Letters From a Librarian: An Introduction

Literature and Fashion.

I've always thought of myself as a creature of disparity (disp- not to be confused with desp- as in desparation) and one of the most obvious manifestations of this is my strange love for both the fleeting world of fashion and the endurance of great literature. Of course there is much analysis to be done regarding the truth on both sides of that statement, but I'll settle for their intersection.
Because, yes, there is fashion in literature. Quite a bit. I like finding it, noticing little statements that give me a strange feeling of excitement...it's the feeling of opposites coming together and appearing, for a moment, to be not so different after all.

Literature encourages us to think of other ways of seeing. Great literature helps us to do this; we read through the pages of Jane Austen, Gustave Flaubert, Thomas Mann, or Marcel Proust and our hearts are stirred by the beauty of the words, the images conveyed by the words, and the philosophy present in the total text. But our heart is also stirred by a sense of recognition when one finds a book that truly speaks out. It is as if a string inside of us has been plucked and left to reverberate, ringing out the as-yet undefined tones of some part of who we are.

If you have ever felt this sort of resonance, you have felt a consciousness of similarity. You have felt something that seems to be simultaneously outside/other and inside/personal. The formation of this consciousness is what forms the oft-spoken-of “personal style.” No one should be told what to wear any more than they should be told what books to enjoy or what music to listen to. We are drawn to certain things naturally, and are indifferent to other things just as naturally. Forcing ourselves to like something because it is trendy, or because we feel we ought to, is the fastest way to impede any development of personal style.
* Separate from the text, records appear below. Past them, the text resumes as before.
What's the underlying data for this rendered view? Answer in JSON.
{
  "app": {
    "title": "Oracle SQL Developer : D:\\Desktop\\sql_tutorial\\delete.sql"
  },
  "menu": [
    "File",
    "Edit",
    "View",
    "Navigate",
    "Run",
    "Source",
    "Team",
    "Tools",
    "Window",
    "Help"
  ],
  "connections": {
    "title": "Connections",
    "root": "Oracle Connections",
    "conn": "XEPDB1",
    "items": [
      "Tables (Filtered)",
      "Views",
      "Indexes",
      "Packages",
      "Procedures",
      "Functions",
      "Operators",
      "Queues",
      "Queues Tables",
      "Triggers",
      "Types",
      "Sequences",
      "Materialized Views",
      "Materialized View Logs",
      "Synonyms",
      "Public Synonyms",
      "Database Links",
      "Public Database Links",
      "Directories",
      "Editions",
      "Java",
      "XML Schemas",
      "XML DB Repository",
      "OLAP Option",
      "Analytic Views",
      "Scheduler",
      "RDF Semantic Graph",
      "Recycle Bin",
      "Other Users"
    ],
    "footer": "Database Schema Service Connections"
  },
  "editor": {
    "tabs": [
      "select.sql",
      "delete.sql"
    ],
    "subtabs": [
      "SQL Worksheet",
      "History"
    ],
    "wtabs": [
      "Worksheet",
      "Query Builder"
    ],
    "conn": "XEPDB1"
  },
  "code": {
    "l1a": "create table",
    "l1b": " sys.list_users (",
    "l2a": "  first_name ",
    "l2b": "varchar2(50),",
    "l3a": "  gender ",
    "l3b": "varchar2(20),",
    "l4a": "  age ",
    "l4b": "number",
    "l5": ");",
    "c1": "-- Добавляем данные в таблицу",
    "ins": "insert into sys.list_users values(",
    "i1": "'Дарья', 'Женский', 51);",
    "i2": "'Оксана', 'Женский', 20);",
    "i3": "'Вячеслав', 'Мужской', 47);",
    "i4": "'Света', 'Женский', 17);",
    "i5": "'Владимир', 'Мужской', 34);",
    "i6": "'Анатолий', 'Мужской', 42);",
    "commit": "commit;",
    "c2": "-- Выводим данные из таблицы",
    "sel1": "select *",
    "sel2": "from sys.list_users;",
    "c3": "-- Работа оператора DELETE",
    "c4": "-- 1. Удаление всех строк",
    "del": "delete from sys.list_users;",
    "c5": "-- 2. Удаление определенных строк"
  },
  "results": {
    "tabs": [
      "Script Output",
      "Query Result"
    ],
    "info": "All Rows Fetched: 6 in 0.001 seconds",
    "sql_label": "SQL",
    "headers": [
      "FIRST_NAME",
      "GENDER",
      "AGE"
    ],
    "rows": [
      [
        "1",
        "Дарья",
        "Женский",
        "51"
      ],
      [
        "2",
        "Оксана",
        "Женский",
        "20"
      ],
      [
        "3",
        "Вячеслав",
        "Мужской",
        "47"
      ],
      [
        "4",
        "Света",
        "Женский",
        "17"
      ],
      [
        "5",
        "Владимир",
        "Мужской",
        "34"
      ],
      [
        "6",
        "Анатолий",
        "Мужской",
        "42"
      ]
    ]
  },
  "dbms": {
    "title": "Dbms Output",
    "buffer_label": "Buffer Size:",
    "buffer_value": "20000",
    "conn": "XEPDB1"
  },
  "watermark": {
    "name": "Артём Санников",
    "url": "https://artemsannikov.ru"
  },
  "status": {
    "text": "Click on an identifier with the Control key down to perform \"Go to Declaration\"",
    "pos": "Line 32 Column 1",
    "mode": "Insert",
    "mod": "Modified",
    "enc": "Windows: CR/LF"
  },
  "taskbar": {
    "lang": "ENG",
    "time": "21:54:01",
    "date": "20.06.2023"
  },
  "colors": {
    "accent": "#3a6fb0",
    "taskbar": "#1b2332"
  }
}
However, we do like to discover new things, and it is frequently through a discussion or conversation that we are turned on to new sources of inspiration and excitement.

I call this blog "Letters from a Librarian," but I'd like for them to be more than letters, something closer to a discussion or conversation about what it means to read and engage the mind; what it means to fashion an exterior by drawing on your interior; what it means to explore who you are and then to translate what you've found into a visual aesthetic; I'd like to explore what "personal style" really signifies.